Released at last from these people, if not from the spell they had cast on me, I wandered westwards and called Pattie from a phone box opposite the green bulge of the Planetarium. I went into a pub, ordered a whisky, and on impulse bought a round for twenty strangers. In Regent’s Park I finally succumbed to my emotions and did a little dance behind a statue, perhaps observed – from the windows of white mansions – by rich people who thought I had gone out of my mind.
My first duty was to send out invitations to the party for the grand opening of the Alpha. The guest list ran to hundreds of people, some
of the names so famous that even I had heard of them. We were also taking our first room bookings. Howard York approached this in a very odd manner. He instructed me that if anyone phoned for a room, I was to say that we were booked solid for the first three weeks, but they should call back later that evening in case something had become available. It was not so much that I minded telling a white lie – Howard was my boss, and I would do whatever he asked – but that it seemed extraordinarily rash. Why would a brand-new establishment decline business like this? Might I find myself out of a job in six weeks?

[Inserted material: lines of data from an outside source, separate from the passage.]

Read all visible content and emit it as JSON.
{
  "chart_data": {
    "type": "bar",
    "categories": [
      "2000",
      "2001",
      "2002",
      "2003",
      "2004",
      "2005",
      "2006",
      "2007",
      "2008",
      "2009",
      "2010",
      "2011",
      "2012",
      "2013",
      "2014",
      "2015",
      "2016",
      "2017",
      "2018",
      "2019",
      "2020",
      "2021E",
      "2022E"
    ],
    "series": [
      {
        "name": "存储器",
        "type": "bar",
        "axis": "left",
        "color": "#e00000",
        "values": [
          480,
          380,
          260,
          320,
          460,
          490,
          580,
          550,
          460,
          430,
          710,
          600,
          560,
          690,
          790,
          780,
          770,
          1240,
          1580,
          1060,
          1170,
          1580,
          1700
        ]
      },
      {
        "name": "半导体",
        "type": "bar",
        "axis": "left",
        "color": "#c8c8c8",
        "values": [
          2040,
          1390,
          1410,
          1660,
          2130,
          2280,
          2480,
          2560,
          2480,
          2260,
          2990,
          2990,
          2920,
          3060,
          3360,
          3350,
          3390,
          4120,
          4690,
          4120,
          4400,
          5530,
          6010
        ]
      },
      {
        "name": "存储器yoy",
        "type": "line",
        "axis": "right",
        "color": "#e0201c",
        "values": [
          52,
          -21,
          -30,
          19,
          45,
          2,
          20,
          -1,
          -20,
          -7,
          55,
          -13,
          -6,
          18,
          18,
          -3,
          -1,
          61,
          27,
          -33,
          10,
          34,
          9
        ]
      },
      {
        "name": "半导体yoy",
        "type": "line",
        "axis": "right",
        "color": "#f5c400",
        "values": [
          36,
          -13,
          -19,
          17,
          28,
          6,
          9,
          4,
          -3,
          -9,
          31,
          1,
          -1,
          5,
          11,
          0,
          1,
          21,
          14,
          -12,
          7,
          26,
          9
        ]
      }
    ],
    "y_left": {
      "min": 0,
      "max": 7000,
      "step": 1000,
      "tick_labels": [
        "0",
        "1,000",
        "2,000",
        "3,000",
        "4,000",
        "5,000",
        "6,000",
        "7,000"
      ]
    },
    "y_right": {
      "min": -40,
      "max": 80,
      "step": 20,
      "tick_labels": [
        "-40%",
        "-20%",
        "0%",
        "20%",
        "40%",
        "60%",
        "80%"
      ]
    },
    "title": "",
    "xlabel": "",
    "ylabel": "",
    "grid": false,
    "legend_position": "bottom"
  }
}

Almost everyone did indeed call again, though, and when – this time – a room was miraculously found for them, they sounded so grateful and relieved that I almost believed in the lie. Word got around that it was already nearly impossible to book a room at the Alpha. Enquiries doubled and trebled, the Bakelite telephone on my desk was ringing every other minute, and the fiction of the hotel’s unstoppable popularity was quickly willed into fact.
The party worked in much the same way. Though many luminaries had been asked to attend, plenty more went uninvited, the distinction between the two groups being quite arbitrary but inevitably coming to seem meaningful to those involved. Soon those in the latter group began making strenuous attempts to get themselves an invitation, and all the more so when a couple of fashionable magazines carried gossipy articles speculating upon who had, and had not, ‘made the list’. Howard, I was already realizing, had something of a gift for making things appear in print which he wished to be seen as accepted facts. At the same time there was this mischief, this relish for chaos, about him: he might spend half a day engineering a brief appearance by Mary Quant, but he also invited complete strangers, including a man whose dog ran up and tried to bite him on the Euston Road. On the day before the party, the hotel’s cellars were equipped to cater for the court of King Solomon himself, but it had ceased to be clear whether we were expecting fifty people or five thousand. Pattie was away from London visiting friends, and so I spent the whole day helping to get things ready.